More (Huffington Post)

Tuesday, October 23, 2007

More on U.S. Debt

In two previous blogs I have presented U.S. national debt data showing that it is high and growing relative to other countries. In The Growing Price of U.S. Debt, I estimated the debt at $67,000 per U.S. taxpayer, with the number about six times bigger if we add unreported U.S. liabilities. In The U.S. 10-Trillion-Dollar Debt Limit I noted that the debt limit has been raised an average of $500 billion per year since President George W. Bush came to office and noted that our state and local officials don't have the luxury of running deficits. NYC Mayor Bloomberg has assailed the continuing huge U.S. budget deficits as "lunacy" in a speech to British conservatives.

My concerns focus on the fact that the debt is (1) growing fast, (2) understated, because it does not include social insurance liabilities, and (3) leaves a legacy for our children of a burden of taxes (especially, as the U.S. tax system is now structured, payroll and income taxes) that will reduce their standard of living. The other concern I have is that continuing current-account deficits mean that the debt is being financed by overseas accumulations that could be de-accumulated under conditions that will tie the hands of the United States internationally.

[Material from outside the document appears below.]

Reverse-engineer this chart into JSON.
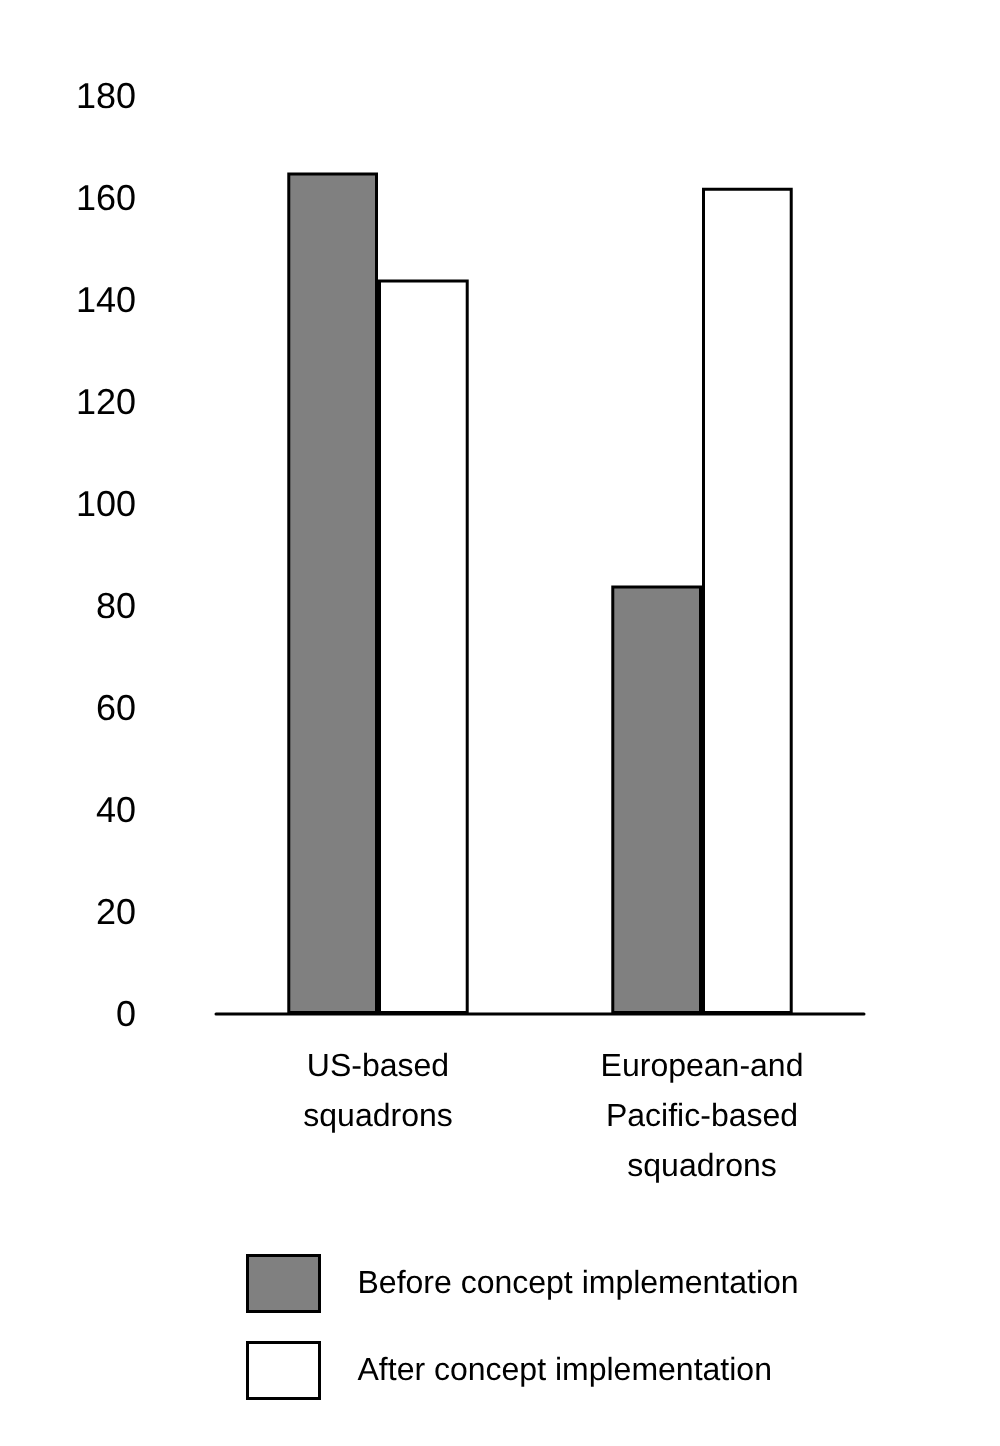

Now I would like to add to the pile of evidence against current practice an interesting summary of the growth of the U.S. national debt since 1938 by Steve McGourty, who takes a partisan approach - he lays the blame for the bulk of the growth of the debt at the feet of tax-cutting Republican Presidents Reagan and George W. Bush. Actual reductions in the national debt occurred in the last 50 years only under under Presidents Kennedy and Clinton (adjusted for inflation). His charts are interesting. I would be interested in seeing (1) his numbers adjusted for inflation, (2) an addition for unfunded health and Social Security liabilities, and (3) a link between the current-account deficits and the budget deficits.